Aconteça o que acontecer, estaremos juntos. Somos jovens, po­demos trabalhar, refazer nossas vidas de maneira clara, limpa.

— Que vergonha! Todos os nossos amigos vão nos desprezar!

— Nós não fizemos nada. Não somos responsáveis pelo que papai fez. Aqueles que não souberem separar as coisas não merecem nossa amizade. Agora, Laura, é que vamos conhecer quem são nossos verdadeiros amigos.

Laura olhou para Lanira, cujos olhos estavam cheios de lágrimas, e disse:

— Desculpe, Lanira. Você não nos abandonou.

— Nem abandonarei. Podem contar comigo. Ficarei ao lado de vo­cês para o que for preciso.
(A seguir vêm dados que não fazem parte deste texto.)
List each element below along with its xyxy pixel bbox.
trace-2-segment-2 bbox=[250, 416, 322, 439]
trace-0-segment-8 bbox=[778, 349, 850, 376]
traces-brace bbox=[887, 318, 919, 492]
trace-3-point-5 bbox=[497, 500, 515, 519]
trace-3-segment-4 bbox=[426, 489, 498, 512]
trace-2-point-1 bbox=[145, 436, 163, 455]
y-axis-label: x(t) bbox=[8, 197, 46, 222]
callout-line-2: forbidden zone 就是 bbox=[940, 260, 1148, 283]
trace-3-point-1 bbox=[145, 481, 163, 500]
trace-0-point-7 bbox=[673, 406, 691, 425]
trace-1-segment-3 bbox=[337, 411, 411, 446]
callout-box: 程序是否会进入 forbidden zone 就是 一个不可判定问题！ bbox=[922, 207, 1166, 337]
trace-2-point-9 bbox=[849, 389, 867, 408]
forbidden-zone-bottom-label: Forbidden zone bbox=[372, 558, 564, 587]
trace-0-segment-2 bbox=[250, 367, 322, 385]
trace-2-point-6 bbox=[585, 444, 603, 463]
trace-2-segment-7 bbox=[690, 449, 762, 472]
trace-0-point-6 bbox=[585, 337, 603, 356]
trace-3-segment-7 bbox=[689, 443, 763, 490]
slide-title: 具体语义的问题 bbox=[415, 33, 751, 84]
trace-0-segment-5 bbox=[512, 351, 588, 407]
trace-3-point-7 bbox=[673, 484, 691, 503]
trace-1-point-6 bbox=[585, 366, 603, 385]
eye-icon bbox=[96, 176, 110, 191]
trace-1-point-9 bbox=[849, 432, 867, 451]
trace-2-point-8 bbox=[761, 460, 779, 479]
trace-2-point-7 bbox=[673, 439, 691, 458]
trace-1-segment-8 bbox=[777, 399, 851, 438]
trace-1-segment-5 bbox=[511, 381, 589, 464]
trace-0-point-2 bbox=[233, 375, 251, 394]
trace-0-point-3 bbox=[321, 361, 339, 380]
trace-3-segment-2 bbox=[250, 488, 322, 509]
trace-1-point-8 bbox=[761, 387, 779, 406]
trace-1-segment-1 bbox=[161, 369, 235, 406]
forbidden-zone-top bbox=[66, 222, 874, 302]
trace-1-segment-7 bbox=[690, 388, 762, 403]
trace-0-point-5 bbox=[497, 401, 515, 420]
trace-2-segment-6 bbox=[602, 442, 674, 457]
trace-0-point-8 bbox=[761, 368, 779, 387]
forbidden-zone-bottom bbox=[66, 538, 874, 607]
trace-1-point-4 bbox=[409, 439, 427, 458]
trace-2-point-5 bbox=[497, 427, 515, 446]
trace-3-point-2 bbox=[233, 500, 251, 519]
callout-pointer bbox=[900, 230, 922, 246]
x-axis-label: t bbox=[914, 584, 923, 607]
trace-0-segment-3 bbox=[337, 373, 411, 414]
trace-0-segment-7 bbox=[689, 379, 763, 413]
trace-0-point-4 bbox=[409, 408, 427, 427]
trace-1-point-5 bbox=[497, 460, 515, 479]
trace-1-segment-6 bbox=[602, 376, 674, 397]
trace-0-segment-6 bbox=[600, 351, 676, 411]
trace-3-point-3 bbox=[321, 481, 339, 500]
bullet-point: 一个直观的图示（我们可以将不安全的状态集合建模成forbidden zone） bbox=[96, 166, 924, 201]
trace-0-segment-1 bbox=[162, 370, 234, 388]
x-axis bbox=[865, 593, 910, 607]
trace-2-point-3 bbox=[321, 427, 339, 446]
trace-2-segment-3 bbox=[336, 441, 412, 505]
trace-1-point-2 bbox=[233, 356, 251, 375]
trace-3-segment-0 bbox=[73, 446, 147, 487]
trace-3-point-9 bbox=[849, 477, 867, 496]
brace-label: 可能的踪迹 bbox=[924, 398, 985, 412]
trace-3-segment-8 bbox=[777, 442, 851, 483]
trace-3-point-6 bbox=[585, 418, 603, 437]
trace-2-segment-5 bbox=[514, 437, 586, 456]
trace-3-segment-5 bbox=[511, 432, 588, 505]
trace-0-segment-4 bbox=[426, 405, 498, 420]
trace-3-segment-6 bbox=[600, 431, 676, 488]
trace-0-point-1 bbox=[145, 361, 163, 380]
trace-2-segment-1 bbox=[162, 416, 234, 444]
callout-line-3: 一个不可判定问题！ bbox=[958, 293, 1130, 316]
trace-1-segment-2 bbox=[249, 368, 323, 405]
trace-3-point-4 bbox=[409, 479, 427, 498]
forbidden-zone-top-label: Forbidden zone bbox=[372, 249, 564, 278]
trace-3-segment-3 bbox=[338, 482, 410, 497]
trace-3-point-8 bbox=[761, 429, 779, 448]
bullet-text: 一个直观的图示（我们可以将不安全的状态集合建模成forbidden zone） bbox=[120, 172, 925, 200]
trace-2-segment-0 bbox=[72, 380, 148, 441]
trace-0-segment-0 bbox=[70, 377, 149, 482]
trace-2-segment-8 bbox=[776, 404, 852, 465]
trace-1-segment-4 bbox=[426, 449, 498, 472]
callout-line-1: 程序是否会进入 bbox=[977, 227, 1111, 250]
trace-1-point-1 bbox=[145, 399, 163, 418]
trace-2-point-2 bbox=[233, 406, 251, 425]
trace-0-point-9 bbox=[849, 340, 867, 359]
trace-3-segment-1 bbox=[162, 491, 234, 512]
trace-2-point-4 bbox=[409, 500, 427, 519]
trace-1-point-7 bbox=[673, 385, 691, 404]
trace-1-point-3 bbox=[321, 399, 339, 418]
— Tenho que ir agora — disse Rubinho. — Passarei na delegacia e informarei o Dr. Marques que não encontramos os documentos aqui. Pode ser que ainda assim ele mande alguém vistoriar. Quero ver se evito isso.

— Obrigado, Rubinho. Aproveite para perguntar-lhe se apareceu alguma pista.

— Jonas está trabalhando direto no caso. Ele vai encontrá-los.

— E isso que me importa. Se alguma coisa acontecer com mamãe, nunca me perdoarei.

— Você não teve culpa de nada.

— Ele se aproveitou de minha ausência. Eu deveria ter ficado ao lado dela o tempo todo. Nunca deveria tê-la deixado só.

Rubinho estendeu a mão a Gabriel dizendo:

— Se souber de alguma novidade, telefono. Acalme-se. Desse jeito vai acabar doente.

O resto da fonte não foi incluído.